Figure (d). Screenshots illustrating the current order of chapters. Natural mapping by chapter number (i.e. 1, 2, 3, 4, 5) would be one solution to improve the layout.

Recommendation: Add filtering or pagination and order content chronologically to combat information overload.

 

Color Palette

While not the most traditionally user-friendly, the constantly changing background color is quite delightful at the visceral level. Based solely on observation, it appears that each artwork container link triggers a unique color transition when users hover over the element. At the behavioral level, this ever-changing color attribute creates may give rise to feelings of annoyance or confusion in visitors. By leveraging a consistent a color palette throughout the experience that is informative rather than merely cacophonous (e.g. assigning the same background color to artworks featured in the same chapter), users would be provided with positive reassurance, thus encouraging a positive affective response.

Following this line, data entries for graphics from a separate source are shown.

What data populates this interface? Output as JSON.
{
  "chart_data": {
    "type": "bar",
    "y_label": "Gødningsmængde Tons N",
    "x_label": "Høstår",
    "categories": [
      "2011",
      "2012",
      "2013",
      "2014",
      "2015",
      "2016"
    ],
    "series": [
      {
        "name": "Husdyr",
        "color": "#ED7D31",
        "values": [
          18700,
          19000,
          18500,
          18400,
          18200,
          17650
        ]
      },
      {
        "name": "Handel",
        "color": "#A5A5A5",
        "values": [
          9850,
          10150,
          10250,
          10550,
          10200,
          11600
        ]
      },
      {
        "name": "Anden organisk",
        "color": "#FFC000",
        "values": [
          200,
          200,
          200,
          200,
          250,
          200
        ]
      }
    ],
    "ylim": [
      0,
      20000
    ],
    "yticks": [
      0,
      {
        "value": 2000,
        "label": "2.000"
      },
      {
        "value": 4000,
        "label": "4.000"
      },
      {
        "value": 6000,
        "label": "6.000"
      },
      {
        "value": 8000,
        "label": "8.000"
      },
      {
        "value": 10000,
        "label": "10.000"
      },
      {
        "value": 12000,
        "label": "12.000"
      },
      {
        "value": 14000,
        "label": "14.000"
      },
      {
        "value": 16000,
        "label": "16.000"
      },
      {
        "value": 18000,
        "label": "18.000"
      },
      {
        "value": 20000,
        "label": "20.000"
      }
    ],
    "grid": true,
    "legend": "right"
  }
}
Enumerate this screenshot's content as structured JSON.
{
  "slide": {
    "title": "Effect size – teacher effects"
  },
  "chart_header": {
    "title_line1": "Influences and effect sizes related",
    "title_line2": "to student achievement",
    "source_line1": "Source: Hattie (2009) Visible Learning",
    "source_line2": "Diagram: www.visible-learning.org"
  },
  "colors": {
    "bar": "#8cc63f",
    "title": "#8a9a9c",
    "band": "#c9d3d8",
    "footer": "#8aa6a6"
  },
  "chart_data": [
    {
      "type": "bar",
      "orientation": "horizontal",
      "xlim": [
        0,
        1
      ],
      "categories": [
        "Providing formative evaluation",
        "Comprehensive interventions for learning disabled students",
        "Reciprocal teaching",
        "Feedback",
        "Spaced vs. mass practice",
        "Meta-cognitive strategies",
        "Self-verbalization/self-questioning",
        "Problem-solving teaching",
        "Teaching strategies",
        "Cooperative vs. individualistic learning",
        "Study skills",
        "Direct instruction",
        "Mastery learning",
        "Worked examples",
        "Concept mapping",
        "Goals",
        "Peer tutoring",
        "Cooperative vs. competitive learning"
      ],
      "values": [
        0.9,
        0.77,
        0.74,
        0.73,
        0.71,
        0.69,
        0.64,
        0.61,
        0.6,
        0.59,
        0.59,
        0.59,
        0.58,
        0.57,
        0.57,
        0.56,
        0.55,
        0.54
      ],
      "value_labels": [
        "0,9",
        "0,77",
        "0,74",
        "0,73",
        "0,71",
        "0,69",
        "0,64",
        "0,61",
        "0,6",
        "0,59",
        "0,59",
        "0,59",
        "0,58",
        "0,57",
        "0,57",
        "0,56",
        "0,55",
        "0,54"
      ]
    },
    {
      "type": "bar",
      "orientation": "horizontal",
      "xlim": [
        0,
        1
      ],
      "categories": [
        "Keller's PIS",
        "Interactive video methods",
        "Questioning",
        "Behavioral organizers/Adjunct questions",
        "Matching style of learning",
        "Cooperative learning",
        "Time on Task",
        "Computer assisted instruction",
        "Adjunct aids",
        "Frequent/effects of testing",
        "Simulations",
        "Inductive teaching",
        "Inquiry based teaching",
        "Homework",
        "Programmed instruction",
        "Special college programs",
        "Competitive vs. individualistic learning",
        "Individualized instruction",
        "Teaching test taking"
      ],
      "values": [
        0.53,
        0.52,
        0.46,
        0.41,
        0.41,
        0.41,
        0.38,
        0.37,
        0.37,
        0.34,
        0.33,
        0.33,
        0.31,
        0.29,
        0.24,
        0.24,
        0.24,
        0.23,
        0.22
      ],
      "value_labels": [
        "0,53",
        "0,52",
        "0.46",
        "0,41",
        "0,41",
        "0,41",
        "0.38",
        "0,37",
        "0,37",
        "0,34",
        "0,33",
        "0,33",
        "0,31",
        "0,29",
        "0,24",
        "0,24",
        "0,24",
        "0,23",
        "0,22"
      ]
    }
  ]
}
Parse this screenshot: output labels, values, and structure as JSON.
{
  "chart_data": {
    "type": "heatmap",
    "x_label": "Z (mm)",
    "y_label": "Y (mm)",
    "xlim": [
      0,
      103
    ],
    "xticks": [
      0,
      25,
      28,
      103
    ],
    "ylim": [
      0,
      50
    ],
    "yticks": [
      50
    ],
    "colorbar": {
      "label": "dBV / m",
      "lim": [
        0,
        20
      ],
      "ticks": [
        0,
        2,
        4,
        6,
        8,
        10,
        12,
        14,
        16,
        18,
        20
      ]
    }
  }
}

Recommendation: Make feedback clear, consistent, and informative for positive reassurance.

 

Final Thoughts

Perhaps the unforgiving style of Net Art Anthology is an intentional nod to Web 1.0 hand-coded HTML. It may also reflect the rising popularity of “web brutalism,” a design trend that derives its philosophy from its mid 20th century architectural movement namesake, eschewing artificiality and lightness in favor of modular, raw, and unpolished aesthetics [6]. However, the author is confident that many, if not all, of the aforementioned recommendations could be implemented while still maintaining a brutalist or web-nostalgic style.

 

References

  1. Connor, M. (2016, October 27). Net art anthology launches today. Rhizome. Retrieved from https://rhizome.org/editorial/2016/oct/27/net-art-anthology-microsite-launches/
  2. Norman, D. (2013). The design of everyday things: Revised and expanded edition. New York, NY: Basic Books.
  3. Bawcombe, L. (2014, August 27). The hamburger menu-icon debate. The Atlantic. Retrieved from https://www.theatlantic.com/product/archive/2014/08/the-hamburger-menu-debate/379145/
  4. Schwartz, B. (2004). The paradox of choice: Why more is less. New York, NY: Harper Perennial.